I’m not going to use freaking FSA for doing something a well-formed regex and a couple calls to “string.contains()” could do.
this may come as a shock to you but a RE is just a way of specifying the language accepted by a FSA
No shit sherlock. Hence my previous comment: I wasn’t going to implement a standalone FSA when regex would do just fine.
Do notice that the contest is supposed to be resolved individually without cooperation, I doubt you two would have been unable to advance to round 1 alone, so I am not going to report you dudes or anything… Just make sure to work individually in round 1 🙂
In re-reading the rules, you are absolutely correct, and I do apologize…I know the excuse “I had no idea” isn’t valid, but we were both under the impression that as long as we didn’t share code – and given that he used C++ while I used Java, that was indeed the case – collaboration was ok. Grad school has been rubbing off on me to the point of making dangerous assumptions, it would seem.

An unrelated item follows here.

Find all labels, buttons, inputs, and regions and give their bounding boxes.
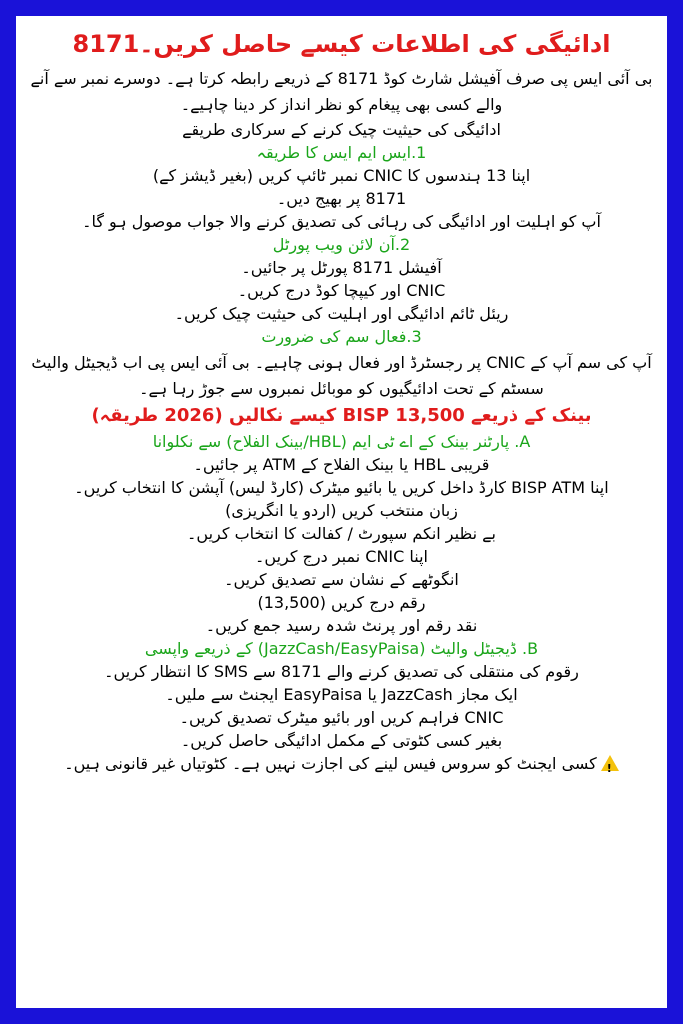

Thanks for the heads-up. He and I didn’t sign up for the same first-choice Round 1 time slots, but if on the off-chance we are given the same time bloc, we’ll be extra-sure not to collaborate at all. It’ll be a good opportunity to prove once and for all who is the better coder 😛
hey!
look at the date-time.
that was after the qualification round had finished..
dont worry, i dont talk to anybody during the comp 😉
(just like to discuss problems afterwards, thanks!)
Nubnub
Poor nub.
Just replace the ( and ) with [ and ]
in problem A
And take the inputs and match
That is a phenomenal solution! Thank you.